Campo grande/MS, 29 de outubro de 2025

Por redação.

A 2ª Câmara Criminal do Tribunal de Justiça de Mato Grosso do Sul acolheu embargos de declaração opostos pelo Ministério Público Estadual e determinou que a vítima fosse formalmente comunicada sobre o teor de decisão colegiada proferida em habeas corpus envolvendo R. C. da S., em observância ao disposto no artigo 201, §2º, do Código de Processo Penal e às resoluções do Conselho Nacional de Justiça (CNJ) e do Conselho Nacional do Ministério Público (CNMP).

O colegiado reconheceu a omissão existente no acórdão anterior, que havia deixado de apreciar o pedido do Ministério Público para que a vítima fosse intimada sobre o resultado do julgamento. Segundo o relator, juiz Alexandre Corrêa Leite, a comunicação à vítima é um direito previsto em lei e essencial à efetivação de uma política judiciária voltada à proteção e participação da pessoa ofendida no processo penal.

Em seu voto, o relator destacou que o artigo 201, §2º, do Código de Processo Penal, assegura expressamente ao ofendido o direito de ser informado sobre atos processuais relevantes, como a prolação de sentenças e acórdãos que mantenham ou modifiquem decisões anteriores. O magistrado citou ainda a Resolução nº 253/2018 do CNJ, que instituiu a Política Institucional do Poder Judiciário de atenção e apoio às vítimas de crimes, e a Resolução nº 243/2021 do CNMP, que estabelece diretrizes para o Ministério Público na proteção e garantia desses direitos.
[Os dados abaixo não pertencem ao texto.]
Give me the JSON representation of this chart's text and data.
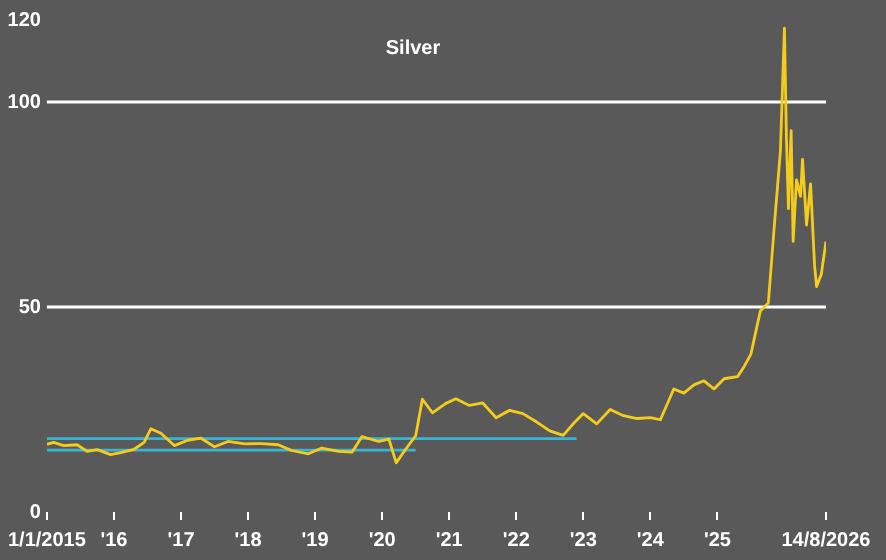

Ao acolher os embargos, o juiz Alexandre Corrêa Leite ressaltou que o reconhecimento da omissão “não apenas completa a prestação jurisdicional, mas reafirma a importância da vítima como sujeito de direitos no processo penal contemporâneo”. O entendimento, segundo ele, alinha-se à jurisprudência do próprio TJMS, que vem reforçando a obrigatoriedade da intimação da vítima como parte da consolidação de um modelo de justiça mais humanizado e participativo.

A decisão foi unânime, com votos convergentes do desembargador José Ale Ahmad Netto, que presidiu a sessão, e do desembargador Waldir Marques.